A Procuradoria Geral da Nação e a Controladoria Geral da República são os organismos de controle designados pela Constituição Nacional, a autêntica e única, não a gororoba de 310 páginas que as FARC-Santos querem impor ao país como uma nova Constituição de maneira arbitrária. O Ministério Público Federal também está chamado a exercer funções neste assunto. Como o desarmamento e o rearmamento das organizações ilegais afetam os direitos fundamentais dos cidadãos, o Ministério Público tem a obrigação de “assegurar os elementos materiais probatórios, garantindo a cadeia de custódia enquanto se exerce sua contradição”, diz o Artigo 250, parágrafo 3, da Constituição Nacional.

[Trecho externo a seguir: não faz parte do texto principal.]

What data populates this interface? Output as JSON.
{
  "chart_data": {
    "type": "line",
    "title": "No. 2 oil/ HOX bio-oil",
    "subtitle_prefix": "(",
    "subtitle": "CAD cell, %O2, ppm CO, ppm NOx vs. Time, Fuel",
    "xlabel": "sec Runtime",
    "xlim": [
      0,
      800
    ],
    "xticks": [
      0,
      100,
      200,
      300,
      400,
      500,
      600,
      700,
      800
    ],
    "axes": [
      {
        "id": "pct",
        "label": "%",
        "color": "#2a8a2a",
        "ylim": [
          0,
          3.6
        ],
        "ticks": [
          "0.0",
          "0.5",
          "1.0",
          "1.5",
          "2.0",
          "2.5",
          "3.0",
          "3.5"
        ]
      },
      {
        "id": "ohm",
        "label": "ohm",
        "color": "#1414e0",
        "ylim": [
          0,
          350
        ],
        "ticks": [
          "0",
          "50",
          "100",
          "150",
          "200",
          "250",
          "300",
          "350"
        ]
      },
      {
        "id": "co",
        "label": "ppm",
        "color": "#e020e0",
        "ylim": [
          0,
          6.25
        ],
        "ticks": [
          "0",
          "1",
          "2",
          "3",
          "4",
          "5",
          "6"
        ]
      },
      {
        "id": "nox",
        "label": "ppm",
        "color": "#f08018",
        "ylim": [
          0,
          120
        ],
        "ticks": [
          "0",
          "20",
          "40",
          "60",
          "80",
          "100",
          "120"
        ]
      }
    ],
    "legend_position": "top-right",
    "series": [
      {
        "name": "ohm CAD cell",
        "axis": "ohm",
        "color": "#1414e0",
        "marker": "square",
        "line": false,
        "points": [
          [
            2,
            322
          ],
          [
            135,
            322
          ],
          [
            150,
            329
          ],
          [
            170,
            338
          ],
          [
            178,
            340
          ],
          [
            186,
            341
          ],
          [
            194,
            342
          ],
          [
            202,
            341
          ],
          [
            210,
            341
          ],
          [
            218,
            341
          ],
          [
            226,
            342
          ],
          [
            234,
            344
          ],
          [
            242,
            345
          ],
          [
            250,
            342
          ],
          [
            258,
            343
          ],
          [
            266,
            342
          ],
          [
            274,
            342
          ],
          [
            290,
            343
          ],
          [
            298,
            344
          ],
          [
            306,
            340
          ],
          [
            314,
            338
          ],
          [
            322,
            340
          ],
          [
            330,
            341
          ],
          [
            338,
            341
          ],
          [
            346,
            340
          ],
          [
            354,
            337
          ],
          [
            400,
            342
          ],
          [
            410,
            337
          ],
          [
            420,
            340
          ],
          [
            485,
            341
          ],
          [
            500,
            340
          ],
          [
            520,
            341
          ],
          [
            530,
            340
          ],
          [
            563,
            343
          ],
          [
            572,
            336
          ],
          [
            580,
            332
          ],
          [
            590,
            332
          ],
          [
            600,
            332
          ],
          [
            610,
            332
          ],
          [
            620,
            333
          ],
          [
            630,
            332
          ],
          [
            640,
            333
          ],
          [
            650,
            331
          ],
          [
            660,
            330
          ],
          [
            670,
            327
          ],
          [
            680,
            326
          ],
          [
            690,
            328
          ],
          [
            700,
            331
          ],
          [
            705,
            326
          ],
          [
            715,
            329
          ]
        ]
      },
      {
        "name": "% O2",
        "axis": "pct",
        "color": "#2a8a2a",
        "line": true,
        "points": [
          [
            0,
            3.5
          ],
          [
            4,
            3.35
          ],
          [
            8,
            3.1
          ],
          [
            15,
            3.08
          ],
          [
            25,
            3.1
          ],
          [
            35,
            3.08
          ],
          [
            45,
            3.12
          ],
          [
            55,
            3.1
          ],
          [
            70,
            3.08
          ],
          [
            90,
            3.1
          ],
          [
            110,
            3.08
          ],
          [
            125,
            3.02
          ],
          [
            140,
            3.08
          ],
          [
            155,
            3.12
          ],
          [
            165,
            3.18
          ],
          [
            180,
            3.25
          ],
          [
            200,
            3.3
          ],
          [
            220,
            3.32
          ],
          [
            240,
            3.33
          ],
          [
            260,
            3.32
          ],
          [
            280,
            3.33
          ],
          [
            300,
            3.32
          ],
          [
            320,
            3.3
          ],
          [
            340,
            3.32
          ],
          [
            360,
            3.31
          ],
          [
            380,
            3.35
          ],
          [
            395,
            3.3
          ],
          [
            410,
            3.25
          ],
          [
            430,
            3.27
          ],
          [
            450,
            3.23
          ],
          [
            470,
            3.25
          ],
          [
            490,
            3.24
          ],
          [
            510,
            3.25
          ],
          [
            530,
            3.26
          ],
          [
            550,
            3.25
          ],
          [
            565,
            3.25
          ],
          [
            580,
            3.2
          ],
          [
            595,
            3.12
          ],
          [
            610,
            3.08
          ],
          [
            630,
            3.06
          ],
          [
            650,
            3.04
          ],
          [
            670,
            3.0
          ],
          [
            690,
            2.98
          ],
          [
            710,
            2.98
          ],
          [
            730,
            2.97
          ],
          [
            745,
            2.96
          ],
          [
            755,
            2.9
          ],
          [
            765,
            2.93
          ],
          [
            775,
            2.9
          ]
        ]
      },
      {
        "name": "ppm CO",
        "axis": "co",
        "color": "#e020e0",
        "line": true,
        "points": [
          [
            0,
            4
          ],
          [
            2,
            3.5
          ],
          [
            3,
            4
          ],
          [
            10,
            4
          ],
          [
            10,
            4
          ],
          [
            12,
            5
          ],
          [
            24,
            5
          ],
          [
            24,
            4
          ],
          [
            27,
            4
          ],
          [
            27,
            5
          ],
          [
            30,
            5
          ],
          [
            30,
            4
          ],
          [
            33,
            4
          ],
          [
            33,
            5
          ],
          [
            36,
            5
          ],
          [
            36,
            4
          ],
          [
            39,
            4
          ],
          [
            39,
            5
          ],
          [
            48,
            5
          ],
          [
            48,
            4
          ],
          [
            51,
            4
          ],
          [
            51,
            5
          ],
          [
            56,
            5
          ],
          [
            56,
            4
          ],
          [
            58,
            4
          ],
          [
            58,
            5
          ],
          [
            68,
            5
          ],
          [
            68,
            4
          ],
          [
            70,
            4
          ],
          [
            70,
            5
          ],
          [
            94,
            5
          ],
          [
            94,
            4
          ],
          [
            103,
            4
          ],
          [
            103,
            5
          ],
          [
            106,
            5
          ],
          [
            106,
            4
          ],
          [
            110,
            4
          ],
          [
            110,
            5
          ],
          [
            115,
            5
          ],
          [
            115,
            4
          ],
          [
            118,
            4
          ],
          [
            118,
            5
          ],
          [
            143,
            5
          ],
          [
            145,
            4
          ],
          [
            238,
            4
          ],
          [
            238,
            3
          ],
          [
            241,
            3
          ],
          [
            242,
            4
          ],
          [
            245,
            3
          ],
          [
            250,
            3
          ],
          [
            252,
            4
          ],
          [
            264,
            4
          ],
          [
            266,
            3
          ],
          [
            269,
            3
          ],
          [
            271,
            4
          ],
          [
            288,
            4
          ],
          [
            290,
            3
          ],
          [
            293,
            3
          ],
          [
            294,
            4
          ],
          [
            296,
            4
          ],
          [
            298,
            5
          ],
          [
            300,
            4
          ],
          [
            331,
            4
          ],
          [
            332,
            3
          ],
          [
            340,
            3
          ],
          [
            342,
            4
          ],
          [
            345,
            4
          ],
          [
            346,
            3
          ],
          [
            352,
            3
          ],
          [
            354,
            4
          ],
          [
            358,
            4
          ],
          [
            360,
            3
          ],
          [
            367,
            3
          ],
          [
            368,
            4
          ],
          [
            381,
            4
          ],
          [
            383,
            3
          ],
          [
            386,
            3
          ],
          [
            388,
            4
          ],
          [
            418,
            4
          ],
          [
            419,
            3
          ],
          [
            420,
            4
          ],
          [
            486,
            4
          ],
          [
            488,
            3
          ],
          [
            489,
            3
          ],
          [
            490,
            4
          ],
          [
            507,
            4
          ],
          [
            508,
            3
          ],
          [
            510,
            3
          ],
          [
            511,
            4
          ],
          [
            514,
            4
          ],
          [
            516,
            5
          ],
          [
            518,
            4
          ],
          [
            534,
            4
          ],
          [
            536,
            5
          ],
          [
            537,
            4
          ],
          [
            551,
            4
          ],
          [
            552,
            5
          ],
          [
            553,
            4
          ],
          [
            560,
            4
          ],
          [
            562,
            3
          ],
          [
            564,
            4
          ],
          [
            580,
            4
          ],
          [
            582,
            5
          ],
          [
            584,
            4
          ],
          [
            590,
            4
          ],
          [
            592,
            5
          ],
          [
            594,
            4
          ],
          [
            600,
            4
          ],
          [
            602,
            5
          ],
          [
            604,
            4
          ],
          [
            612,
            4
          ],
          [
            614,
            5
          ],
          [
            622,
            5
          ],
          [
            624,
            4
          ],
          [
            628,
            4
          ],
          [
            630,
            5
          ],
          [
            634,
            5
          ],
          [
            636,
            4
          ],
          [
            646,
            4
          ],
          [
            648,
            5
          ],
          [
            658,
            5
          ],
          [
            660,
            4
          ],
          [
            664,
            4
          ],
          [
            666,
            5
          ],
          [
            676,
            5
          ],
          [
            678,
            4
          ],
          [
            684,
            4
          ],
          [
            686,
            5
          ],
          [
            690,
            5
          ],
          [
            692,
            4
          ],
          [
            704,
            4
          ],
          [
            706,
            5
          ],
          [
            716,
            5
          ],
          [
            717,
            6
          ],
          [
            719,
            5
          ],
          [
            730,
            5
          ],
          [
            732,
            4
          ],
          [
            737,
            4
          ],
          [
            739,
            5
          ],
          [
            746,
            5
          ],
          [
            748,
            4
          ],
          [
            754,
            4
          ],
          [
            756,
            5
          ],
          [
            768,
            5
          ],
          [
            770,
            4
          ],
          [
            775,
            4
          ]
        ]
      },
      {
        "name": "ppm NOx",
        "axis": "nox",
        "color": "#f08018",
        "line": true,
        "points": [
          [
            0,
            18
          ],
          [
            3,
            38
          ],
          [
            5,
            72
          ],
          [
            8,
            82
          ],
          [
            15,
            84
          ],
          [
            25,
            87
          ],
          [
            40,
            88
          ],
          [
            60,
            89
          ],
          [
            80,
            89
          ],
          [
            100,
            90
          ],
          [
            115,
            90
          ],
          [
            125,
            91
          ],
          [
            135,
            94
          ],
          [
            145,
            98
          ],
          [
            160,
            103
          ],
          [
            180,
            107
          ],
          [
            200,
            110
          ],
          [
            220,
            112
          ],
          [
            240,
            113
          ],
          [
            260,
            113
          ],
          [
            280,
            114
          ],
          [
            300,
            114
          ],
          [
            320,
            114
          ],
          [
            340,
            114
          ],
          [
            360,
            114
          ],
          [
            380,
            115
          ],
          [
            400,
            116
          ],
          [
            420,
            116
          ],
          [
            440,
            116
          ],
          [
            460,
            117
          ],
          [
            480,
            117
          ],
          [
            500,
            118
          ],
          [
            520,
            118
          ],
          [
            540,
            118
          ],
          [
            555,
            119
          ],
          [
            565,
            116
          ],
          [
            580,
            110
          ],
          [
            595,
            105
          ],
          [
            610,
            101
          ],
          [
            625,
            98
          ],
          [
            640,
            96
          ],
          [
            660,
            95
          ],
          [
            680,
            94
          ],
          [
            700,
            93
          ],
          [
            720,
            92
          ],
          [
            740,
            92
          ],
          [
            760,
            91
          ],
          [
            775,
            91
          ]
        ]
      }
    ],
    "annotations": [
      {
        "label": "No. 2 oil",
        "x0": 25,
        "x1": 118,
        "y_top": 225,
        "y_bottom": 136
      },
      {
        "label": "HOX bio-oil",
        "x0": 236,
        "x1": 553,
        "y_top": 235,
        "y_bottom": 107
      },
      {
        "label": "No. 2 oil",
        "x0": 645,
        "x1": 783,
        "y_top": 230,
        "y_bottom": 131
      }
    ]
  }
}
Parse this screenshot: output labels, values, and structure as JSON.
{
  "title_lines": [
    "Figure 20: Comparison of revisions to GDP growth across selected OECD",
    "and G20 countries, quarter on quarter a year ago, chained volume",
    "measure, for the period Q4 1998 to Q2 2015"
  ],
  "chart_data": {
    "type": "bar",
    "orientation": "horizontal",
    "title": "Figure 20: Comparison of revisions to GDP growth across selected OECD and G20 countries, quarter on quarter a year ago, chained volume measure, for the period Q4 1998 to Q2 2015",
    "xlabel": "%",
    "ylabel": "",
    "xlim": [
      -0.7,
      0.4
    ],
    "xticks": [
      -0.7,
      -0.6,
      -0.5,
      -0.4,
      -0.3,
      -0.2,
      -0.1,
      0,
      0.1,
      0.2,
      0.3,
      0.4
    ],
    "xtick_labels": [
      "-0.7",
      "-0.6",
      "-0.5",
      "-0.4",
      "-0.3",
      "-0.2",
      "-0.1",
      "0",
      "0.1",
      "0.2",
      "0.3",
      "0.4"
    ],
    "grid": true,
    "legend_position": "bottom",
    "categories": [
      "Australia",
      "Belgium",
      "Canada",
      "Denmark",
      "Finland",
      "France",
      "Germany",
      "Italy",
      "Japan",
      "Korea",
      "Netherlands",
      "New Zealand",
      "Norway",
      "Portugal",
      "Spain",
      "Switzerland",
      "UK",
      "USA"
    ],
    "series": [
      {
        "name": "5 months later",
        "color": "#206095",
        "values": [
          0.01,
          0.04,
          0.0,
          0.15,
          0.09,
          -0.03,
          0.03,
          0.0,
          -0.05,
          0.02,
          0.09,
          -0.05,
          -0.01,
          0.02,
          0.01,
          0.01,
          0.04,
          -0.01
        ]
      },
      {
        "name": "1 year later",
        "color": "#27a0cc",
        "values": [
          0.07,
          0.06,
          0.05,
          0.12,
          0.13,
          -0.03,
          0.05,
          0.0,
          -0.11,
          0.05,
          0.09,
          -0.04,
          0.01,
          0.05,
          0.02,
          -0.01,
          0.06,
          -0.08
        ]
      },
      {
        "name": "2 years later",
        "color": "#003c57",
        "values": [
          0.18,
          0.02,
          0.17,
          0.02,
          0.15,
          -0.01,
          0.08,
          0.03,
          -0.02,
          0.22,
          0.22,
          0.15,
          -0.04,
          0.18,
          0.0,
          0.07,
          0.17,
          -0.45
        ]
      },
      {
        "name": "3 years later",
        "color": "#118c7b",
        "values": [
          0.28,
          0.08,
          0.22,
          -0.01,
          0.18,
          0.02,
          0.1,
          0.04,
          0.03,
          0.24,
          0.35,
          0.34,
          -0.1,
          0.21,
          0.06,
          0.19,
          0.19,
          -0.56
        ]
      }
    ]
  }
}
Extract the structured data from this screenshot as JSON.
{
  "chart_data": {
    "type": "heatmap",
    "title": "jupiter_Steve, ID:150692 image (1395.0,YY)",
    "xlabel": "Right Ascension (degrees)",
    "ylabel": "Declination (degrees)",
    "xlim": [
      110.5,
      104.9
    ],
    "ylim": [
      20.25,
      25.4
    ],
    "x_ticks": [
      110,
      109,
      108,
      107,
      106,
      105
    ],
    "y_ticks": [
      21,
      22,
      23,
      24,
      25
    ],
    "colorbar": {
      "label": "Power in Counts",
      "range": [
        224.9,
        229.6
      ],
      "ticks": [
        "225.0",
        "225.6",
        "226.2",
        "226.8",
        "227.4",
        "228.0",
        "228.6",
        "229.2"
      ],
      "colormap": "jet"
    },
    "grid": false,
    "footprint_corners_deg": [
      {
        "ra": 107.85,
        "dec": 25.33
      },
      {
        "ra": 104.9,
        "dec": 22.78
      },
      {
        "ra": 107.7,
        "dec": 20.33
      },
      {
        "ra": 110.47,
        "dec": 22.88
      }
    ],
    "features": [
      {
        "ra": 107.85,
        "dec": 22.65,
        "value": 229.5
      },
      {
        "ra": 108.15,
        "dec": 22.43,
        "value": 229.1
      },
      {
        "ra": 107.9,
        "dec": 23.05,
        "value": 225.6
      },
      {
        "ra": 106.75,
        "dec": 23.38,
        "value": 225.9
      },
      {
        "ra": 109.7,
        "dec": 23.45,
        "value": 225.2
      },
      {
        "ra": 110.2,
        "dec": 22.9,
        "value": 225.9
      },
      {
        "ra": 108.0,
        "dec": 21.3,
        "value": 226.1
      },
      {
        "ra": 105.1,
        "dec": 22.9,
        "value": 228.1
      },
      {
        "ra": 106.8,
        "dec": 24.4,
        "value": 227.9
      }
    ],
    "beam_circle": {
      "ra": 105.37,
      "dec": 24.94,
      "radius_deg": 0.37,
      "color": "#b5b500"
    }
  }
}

O que dizem os pactos Santos-FARC que o Congresso e os organismos de controle do Estado não podem participar na verificação do desarmamento das FARC? Esse argumento não tem peso. Os pactos Santos-FARC, que inventaram um mecanismo pró-fariano para “verificar” à sua maneira esse desarmamento, não existem juridicamente. O plebiscito de 2 de outubro de 2016 os aboliu em sua totalidade. O que se seguiu a essa abolição foi uma grotesca escaramuça que jamais adquiriu vistos de legalidade. Logo, a legislação que é aplicável nestas circunstâncias é a Constitucional promulgada em 7 de julho de 1991.

Um diário de Medellín admitiu que “até o momento, como assinala o acordo, [as FARC] não permitiram o ingresso de nenhum meio de comunicação ou de civis, com exceção de NC Noticias das FARC, para documentar a recepção do arsenal”. Quer dizer, só as FARC viram que as FARC estão entregando suas armas. Que beleza! Essa gente espera que os colombianos levemos a sério semelhante circo.

Esse jornal detalhou que os agentes da ONU tomaram “alguns registros”, porém em nenhum [dos que mostrou à imprensa] se vê o momento da “deixação de armas”. Parece que os guerrilheiros temem que os fotografem entregando os instrumentos com os quais mataram, seqüestraram e roubaram a milhões de colombianos. Para justificar a “sensibilidade” desses matarifes o redator acrescentou: “A entrega de armas, em termos militares, estabelece a derrota do adversário”. A conclusão do jornal seria então: as FARC estão sim entregando as armas, porém não querem que os vejam derrotados. Logo, devemos acreditar no que não vemos porque é isso que o bando narco-terrorista exige. Pois não. Que os organismos de controle da Colômbia e que o poder legislativo e a imprensa, verifiquem primeiro esse tema do desarmamento das FARC. Depois acreditaremos.